The sixth and final night of the club was a "launch rave" hosted by Ronin Publishing for Timothy Leary's book Chaos And Cyber Culture. In true "illegal UK rave" tradition, patrons were given the event's location at a nearby burger joint. Leary jammed and performed jazz skat with famous Bay Area musician Maruga. He was later kidnapped by the Zippie Soundsystem and forced to release a statement condemning the UK Prime Minister John Major and the Criminal Justice and Public Order Act 1994, which famously banned outdoor parties with music that included an "emission of a succession of repetitive beats".

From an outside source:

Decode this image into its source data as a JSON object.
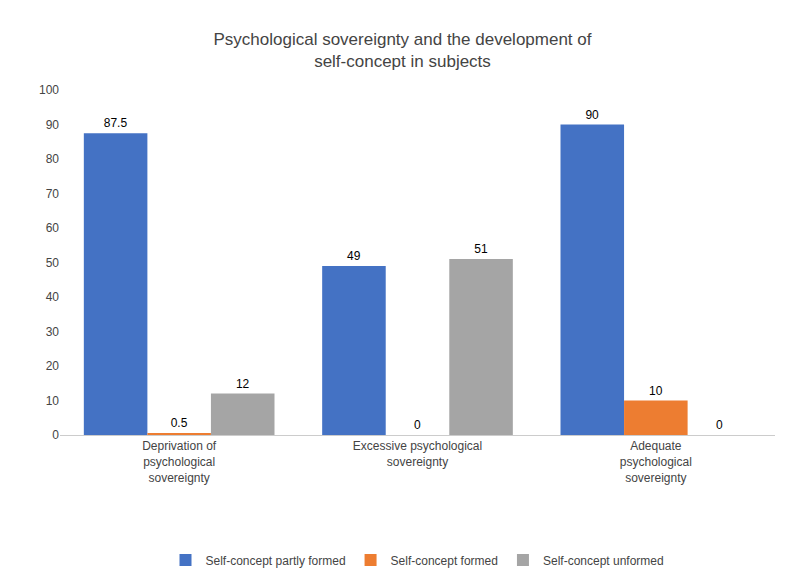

Leary exerted a powerful influence over the philosophy of the club and the Zippie movement overall. An indication of this can be found in the introduction to his posthumous book The Fugitive Philosopher (Ronin Press, September 2007) written by Fraser Clark. The original title of the piece, published in Clark's online magazine the UP!

==Megatripolis in popular culture==
Megatripolis is referenced in the BBC TV comedy 'Absolutely Fabulous' and on the Red Hot Chili Peppers album 'Stadium Arcadium'. The club helped to play a major part in creating 'Cool Britannia' the UK's culture boom in the 90's and started the UK's major festival scene which continues to this day, 25 years after the club's close.
Well-known people who attended the club as visitors included Malcolm McLaren, Lynne Franks, The Pet Shop Boys, Björk, Heather Small, and Richard Branson.

==Megatripolis Reunion Benefit for Fraser Clark==
In 2008 Fraser Clark announced that he had inoperable liver cancer. In farewell to him, a final Megatripolis was held at Heaven on 13 November. He died on 21 January 2009.